= Brian Salesky =

American conductor

Brian Salesky is an American conductor of operatic and orchestral music. A Phi Beta Kappa graduate of Indiana University, he also studied at The Juilliard School.

In the fall of 1978, Salesky first appeared at the New York City Opera, conducting Naughty Marietta. He went on to lead La traviata, Rigoletto (with Pablo Elvíra), Falstaff (with Donald Gramm and Muriel Costa-Greenspon, in Sarah Caldwell's production), the world premiere of Stanley Silverman's Madame Adare, Carmen, Les contes d'Hoffmann, etc., with the company. In 1980, the City Opera production of La cenerentola was televised over PBS, with Salesky leading Susanne Marsee, Rockwell Blake, and Alan Titus, to much acclaim.
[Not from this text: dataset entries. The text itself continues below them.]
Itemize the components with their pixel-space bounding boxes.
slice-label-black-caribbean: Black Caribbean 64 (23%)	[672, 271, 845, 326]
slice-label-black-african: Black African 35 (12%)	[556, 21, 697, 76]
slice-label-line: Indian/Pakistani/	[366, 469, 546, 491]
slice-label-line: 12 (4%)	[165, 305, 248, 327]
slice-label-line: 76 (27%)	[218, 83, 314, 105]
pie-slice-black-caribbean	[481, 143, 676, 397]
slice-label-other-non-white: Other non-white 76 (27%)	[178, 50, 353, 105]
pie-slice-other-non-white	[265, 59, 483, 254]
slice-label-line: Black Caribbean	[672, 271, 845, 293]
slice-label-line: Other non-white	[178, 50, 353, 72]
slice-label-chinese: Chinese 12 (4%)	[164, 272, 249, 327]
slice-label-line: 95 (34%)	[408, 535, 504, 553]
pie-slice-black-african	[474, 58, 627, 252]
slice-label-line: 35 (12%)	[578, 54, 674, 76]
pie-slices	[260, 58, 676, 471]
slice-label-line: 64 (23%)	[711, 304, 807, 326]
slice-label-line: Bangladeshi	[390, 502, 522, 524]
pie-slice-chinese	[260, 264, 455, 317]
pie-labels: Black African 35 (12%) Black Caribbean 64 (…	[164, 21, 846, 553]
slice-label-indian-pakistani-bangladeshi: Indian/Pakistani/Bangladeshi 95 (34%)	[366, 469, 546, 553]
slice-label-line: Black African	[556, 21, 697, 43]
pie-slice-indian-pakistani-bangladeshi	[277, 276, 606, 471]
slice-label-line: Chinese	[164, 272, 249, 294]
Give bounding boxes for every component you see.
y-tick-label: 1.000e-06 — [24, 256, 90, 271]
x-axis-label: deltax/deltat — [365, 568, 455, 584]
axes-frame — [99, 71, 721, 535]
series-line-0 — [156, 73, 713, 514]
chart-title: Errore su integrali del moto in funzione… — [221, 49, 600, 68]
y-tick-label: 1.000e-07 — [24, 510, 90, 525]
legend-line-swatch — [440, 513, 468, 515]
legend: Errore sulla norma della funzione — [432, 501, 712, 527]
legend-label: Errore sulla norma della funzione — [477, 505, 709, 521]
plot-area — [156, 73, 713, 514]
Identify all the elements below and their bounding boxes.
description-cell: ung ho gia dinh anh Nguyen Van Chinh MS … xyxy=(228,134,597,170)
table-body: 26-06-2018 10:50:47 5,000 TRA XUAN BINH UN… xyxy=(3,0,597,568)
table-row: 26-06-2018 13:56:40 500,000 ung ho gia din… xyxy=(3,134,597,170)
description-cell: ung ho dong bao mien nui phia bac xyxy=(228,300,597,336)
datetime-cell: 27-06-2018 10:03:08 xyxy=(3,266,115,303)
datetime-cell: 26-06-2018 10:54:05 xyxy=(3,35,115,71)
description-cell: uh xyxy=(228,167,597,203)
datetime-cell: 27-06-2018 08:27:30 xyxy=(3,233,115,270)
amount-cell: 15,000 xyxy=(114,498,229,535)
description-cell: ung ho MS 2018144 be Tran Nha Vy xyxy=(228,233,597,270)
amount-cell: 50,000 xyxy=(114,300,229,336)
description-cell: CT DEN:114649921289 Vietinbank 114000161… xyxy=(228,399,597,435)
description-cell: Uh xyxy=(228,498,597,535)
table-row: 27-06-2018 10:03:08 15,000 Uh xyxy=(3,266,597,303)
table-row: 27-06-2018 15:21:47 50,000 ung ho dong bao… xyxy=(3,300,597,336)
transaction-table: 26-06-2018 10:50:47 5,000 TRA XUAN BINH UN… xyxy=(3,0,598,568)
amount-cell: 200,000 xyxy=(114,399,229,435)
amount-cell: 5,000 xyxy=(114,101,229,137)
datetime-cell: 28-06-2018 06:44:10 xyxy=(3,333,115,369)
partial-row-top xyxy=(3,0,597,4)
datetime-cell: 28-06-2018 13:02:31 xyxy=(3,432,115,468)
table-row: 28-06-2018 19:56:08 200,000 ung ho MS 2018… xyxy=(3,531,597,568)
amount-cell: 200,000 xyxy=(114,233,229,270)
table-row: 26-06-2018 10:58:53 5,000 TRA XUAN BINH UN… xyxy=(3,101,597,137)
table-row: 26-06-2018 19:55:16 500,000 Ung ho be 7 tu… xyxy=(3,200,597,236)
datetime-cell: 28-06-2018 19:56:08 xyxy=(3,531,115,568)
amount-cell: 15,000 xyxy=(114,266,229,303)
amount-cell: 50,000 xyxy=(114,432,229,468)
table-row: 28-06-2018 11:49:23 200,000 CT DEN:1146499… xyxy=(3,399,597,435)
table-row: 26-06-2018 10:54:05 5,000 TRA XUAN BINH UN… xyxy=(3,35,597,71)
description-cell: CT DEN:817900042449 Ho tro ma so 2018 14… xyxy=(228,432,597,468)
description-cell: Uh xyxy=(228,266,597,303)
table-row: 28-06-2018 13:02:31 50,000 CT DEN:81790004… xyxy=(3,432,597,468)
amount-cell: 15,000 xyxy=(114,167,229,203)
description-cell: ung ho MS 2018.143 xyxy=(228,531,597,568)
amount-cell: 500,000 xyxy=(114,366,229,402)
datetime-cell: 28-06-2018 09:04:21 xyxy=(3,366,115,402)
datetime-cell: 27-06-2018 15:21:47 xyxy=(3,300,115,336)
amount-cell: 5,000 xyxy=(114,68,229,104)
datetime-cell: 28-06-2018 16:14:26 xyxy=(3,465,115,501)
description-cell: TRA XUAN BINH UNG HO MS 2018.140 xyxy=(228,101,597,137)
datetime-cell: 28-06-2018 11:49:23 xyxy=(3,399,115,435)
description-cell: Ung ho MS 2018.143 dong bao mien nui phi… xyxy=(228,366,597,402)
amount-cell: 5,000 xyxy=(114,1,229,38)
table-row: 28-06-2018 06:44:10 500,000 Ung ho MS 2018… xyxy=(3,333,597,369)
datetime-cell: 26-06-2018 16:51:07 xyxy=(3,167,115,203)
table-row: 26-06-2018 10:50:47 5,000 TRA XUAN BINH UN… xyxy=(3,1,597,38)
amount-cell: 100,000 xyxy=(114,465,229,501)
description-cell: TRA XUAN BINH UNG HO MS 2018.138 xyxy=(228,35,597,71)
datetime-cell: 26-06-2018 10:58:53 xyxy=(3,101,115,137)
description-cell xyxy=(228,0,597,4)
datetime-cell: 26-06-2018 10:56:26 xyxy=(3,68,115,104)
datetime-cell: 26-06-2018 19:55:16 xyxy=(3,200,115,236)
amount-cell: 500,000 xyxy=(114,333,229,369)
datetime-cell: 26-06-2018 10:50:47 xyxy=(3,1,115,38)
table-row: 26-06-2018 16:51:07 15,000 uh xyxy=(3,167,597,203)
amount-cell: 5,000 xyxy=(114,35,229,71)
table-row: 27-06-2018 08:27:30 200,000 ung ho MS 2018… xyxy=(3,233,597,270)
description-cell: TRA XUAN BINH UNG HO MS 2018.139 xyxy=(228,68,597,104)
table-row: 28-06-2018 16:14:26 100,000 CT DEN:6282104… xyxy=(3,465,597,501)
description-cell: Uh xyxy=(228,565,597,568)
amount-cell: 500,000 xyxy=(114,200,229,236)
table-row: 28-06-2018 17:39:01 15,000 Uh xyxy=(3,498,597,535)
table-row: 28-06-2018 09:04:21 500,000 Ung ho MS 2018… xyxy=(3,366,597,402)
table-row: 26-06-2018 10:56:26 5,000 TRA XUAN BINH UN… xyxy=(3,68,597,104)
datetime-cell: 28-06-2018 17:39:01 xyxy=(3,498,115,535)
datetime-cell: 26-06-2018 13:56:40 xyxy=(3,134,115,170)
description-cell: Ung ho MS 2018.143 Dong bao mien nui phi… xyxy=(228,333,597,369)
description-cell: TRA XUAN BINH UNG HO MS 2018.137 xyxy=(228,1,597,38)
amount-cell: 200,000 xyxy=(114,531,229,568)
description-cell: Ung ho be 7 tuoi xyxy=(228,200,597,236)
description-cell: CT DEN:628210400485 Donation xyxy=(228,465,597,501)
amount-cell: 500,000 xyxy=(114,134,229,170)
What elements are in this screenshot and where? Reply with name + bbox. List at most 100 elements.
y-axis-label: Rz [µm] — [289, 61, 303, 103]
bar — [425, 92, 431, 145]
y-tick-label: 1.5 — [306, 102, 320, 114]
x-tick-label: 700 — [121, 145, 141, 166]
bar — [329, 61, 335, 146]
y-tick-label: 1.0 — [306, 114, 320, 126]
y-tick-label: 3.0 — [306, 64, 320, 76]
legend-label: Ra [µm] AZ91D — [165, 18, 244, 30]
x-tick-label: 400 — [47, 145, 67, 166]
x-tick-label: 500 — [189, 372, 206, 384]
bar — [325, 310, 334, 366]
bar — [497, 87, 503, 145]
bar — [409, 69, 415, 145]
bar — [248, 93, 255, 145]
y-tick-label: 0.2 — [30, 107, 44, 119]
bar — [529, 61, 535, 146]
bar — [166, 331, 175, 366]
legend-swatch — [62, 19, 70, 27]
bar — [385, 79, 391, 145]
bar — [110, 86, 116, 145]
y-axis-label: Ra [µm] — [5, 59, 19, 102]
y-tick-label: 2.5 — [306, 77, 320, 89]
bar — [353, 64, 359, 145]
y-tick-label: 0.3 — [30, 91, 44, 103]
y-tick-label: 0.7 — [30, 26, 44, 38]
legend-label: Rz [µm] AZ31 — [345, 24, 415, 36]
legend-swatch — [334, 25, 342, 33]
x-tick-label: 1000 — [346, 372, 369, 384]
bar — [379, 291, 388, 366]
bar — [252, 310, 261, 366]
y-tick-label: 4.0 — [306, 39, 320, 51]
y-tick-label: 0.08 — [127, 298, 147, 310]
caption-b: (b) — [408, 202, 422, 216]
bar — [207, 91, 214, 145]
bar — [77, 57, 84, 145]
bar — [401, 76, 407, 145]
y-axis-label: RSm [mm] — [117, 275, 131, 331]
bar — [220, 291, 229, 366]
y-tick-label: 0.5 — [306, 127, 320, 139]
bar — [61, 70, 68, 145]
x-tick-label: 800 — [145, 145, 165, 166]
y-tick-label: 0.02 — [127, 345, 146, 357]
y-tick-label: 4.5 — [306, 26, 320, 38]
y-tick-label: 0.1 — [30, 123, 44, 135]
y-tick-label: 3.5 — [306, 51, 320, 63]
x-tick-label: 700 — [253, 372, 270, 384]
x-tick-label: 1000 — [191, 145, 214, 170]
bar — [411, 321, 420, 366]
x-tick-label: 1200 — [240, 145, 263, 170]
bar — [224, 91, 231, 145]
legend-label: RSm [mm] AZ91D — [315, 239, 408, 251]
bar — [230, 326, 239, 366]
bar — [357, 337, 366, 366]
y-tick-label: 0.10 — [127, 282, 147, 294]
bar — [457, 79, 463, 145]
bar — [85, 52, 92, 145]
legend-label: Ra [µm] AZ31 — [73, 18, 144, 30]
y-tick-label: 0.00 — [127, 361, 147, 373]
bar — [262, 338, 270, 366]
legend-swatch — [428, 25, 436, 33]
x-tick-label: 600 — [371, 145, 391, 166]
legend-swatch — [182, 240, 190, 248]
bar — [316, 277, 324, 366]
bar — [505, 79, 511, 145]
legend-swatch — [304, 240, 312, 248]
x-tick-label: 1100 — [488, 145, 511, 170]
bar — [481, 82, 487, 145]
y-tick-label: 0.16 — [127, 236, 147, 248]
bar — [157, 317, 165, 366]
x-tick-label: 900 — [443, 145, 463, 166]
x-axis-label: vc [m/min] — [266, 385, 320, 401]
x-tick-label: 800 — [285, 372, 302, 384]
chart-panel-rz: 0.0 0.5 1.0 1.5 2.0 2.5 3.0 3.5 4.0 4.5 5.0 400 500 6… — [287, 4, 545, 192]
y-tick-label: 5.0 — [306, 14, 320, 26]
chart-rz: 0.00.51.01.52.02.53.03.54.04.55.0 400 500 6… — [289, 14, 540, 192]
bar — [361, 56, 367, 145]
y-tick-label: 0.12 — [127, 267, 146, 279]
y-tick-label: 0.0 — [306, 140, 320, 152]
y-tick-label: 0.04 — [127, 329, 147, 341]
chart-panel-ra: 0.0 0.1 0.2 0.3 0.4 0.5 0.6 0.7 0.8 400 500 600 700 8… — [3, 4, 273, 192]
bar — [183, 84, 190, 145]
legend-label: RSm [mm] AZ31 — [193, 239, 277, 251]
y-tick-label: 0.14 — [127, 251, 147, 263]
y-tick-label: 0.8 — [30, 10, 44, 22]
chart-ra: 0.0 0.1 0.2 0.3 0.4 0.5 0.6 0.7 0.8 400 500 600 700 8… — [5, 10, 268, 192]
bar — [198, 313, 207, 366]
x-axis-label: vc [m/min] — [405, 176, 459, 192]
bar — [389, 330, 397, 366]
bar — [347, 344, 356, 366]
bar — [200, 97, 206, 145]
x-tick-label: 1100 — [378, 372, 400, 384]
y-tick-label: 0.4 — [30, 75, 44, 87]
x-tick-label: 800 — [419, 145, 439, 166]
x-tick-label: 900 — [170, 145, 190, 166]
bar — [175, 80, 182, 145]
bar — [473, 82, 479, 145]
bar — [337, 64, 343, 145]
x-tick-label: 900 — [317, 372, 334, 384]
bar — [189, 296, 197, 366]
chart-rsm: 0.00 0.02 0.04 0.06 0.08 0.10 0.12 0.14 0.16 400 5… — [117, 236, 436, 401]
In Europe, Salesky has conducted at Barcelona's Gran Teatre del Liceu (L'elisir d'amore, with Alfredo Kraus), and then led concerts with Kraus and Renata Scotto, in Madrid and Granada. Elsewhere, he has appeared with Opera Australia (Adriana Lecouvreur), the Spoleto Festival (Falstaff), Chicago Lyric Opera (Simon Boccanegra), Cincinnati Opera, Atlanta Opera, Dayton Opera, Knoxville Opera Company as well as the opera companies of Washington and Montana. He has also led many symphony orchestras.

On Broadway, Salesky conducted the revival of Man of La Mancha, with Raúl Juliá, in 1992. As of 2005, he is executive director and Conductor of the Knoxville Opera Company.

He attended the High School of Music & Art in Spanish Harlem, New York.